Zunächst wäre ermittlungstechnisch zu prüfen, ob es sich dabei um ein sog. „Inside-Job“ gehandelt hat, denn die zeitliche Differenz bis zum Eintreffen der Polizei war offenbar lang genug, damit die Tat vollendet werden konnte. Gehen mir mal wohlwollend davon aus, dass sich dieser Ermittlungsansatz nicht erhärten lässt. Wäre das Wachpersonal damit automatisch aus dem Schneider? Nun, das kommt darauf an!

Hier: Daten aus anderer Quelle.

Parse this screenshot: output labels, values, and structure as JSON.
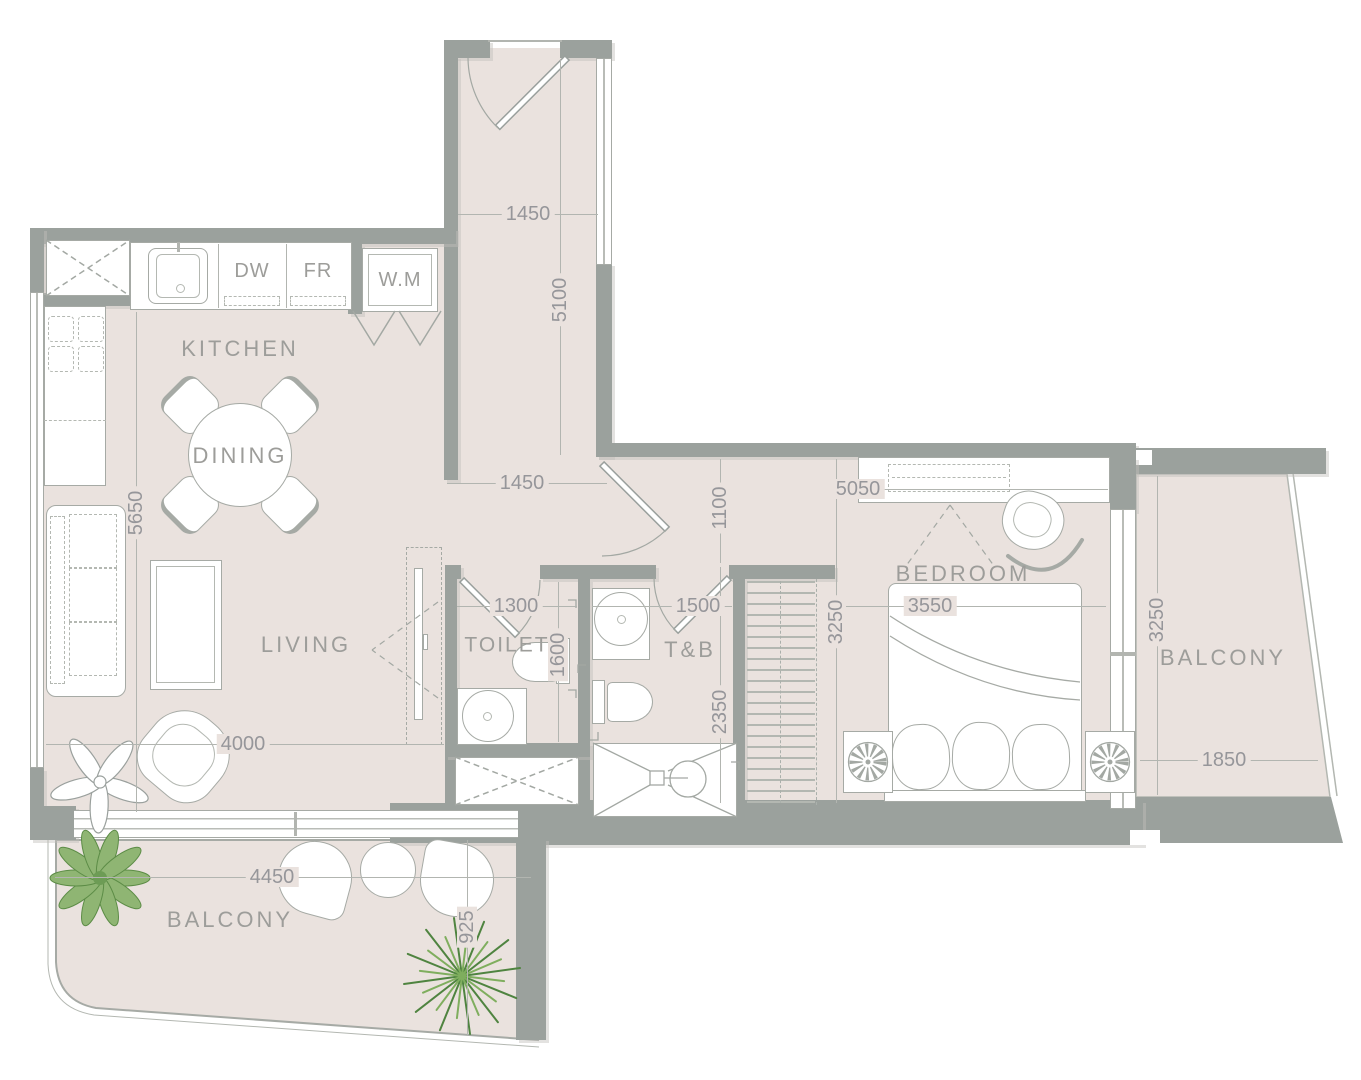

Zwar gibt es bei privaten Wachleuten keine gesetzliche Verpflichtung zur Gefahrtragung, wie sie z.B. für Soldaten in § 6 WStG enthalten ist. Es besteht natürlich auch keine Garantenpflicht aus öffentlich-rechtlicher Pflichtenstellung, wie z.B. bei Polizeibeamten. Aber es besteht selbstverständlich eine Garantenpflicht aus Vertrag. Deshalb kommen wir hier problemlos zu einer möglichen Strafbarkeit wegen Beihilfe durch Unterlassen (§ 13 StGB).

Einzig fraglich ist, ob zivilrechtlich der Einwand der subjektiven Unmöglichkeit gem. § 275 Abs. 3 BGB greift. Eine gravierende Selbstgefährdung oder Selbstschädigung des Wachpersonals ist bei geringer Rettungschance in der Regel unzumutbar. In die Bewertung dürfte einfließen, dass die Wachleute bewaffnet waren. Ich jedenfalls würde von Wachpersonal mit Schusswaffen schon erwarten, dass man hier zumindest mal einen Warnschuss abgibt.

 

Update (07.12.2019): Mittlerweile bestehen auch in der Münchner Pinakothek Befürchtungen um die Sicherheit. Wenn man sich noch nicht mal mehr auf bewaffnetes Sicherheitspersonal verlassen kann, kann ich das durchaus nachvollziehen. Auf der anderen Seite sind Gemälde, im Gegensatz zu Juwelen, nur sehr schwer verwertbar, weil sie als Einzelstücke bekannt sind und man sie nicht umgestalten kann. Das beste Indiz dafür ist, dass sie noch da sind.